On the subject of competition and how it stands out, Revio claims that it is the first African payment platform focused on payment failures and revenue recovery. “We also have more functionality and coverage in the sub-Saharan, sub-Saharan African context compared to other platforms on the market,” Dunn added. Regardless, the global payment orchestration market is reportedly growing at a fast pace (according to a study, the market size is expected to reach $6.52 billion by 2030, advancing at a CAGR of 24, 5% from 2022 to 2030) and there is more than enough room for newer platforms to gain market share, and incumbents like Revio to deepen their reach.
It’s one of the reasons the fintech, founded two years ago, raised this capital: entering new markets in and out of Africa, expanding its team in the process, and launching new products for its growing clientele.
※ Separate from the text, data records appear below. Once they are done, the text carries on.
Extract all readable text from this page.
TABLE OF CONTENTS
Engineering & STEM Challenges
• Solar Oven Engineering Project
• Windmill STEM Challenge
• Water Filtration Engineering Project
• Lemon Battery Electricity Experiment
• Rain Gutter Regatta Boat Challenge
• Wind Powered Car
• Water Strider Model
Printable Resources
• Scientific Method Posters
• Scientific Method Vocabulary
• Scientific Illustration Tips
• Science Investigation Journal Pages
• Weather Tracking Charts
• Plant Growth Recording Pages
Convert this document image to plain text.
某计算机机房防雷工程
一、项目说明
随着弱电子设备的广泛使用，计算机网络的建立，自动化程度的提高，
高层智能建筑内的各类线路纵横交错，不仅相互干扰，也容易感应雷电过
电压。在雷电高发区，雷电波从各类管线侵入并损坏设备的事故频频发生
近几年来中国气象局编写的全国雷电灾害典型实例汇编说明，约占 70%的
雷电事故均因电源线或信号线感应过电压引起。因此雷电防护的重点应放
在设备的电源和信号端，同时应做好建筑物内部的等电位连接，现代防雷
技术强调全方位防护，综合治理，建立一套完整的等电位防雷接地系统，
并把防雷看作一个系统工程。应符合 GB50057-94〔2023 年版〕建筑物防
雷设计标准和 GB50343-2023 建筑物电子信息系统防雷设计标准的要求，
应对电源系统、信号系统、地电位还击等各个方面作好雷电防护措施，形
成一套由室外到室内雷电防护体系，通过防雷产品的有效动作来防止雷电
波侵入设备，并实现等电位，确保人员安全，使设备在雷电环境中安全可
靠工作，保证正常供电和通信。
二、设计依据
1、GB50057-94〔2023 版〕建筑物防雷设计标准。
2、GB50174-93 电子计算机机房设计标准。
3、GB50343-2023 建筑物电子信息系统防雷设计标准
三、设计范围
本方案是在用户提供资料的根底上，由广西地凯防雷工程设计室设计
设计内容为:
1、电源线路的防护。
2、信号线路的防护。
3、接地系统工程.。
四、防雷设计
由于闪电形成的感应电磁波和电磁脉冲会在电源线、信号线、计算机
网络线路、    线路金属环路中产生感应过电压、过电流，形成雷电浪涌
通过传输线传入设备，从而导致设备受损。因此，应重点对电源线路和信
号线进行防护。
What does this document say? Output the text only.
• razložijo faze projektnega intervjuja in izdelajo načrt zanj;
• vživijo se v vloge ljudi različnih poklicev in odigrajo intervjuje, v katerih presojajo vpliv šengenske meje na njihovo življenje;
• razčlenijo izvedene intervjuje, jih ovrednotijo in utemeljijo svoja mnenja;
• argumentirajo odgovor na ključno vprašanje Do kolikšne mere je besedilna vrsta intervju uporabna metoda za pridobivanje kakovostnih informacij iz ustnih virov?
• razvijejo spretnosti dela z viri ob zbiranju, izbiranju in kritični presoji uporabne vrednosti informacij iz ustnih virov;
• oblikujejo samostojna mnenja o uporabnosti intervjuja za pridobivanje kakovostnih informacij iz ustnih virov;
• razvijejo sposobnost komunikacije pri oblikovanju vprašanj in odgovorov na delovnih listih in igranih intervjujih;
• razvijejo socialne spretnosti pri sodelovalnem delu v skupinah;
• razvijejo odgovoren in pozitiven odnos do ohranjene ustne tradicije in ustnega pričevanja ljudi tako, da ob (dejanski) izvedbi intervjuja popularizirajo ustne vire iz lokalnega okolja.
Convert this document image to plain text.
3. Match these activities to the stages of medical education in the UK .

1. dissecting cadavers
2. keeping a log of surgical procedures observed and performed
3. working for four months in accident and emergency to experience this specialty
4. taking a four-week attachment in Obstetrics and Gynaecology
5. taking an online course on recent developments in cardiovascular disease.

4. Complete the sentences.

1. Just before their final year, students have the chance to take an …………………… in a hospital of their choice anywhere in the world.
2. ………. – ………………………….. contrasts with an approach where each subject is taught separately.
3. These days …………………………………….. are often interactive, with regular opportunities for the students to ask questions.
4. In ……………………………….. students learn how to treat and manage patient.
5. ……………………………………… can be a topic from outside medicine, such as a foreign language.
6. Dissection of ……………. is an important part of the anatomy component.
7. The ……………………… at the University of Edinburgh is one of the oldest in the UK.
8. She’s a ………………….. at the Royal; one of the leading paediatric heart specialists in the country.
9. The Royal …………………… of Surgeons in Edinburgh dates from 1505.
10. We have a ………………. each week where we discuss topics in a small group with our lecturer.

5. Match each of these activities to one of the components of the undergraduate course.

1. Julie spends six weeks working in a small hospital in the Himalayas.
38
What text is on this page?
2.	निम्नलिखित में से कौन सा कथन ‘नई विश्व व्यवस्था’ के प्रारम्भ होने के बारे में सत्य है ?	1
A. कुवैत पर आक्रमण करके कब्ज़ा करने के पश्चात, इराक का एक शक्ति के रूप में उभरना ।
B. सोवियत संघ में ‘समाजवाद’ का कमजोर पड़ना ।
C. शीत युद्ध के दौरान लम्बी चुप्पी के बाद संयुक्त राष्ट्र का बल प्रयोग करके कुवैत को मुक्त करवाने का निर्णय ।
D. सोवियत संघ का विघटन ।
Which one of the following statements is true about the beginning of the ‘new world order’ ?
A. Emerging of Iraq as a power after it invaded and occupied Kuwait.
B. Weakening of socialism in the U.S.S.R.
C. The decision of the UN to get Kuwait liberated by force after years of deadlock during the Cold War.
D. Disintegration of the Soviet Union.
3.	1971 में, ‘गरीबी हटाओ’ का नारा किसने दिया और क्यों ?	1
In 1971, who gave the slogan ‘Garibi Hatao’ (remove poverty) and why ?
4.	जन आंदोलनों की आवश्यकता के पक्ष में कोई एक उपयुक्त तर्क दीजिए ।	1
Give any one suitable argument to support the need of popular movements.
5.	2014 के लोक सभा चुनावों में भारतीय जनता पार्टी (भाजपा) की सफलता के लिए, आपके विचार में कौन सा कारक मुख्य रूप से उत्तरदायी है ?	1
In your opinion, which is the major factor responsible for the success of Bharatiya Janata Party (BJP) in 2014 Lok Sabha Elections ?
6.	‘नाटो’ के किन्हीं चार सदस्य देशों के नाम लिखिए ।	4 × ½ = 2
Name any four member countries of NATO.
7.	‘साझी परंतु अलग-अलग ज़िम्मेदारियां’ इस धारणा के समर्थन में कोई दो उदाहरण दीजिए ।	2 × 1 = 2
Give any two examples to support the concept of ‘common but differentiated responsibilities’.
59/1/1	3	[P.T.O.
“I would say the investment in use is twofold,” Botha said. “One is to gain access to more strategic skills around machine learning and data to help us grow and drive better customer engagement, understand why they fail, and how to get a better response rate. With the data from that, we can start our experimentation in some of the major markets in Africa. We want to operate in about 13 African countries in the next 18 months, but focusing on three or four large markets. And then get enough traction that we can take to other emerging markets like Latin America.”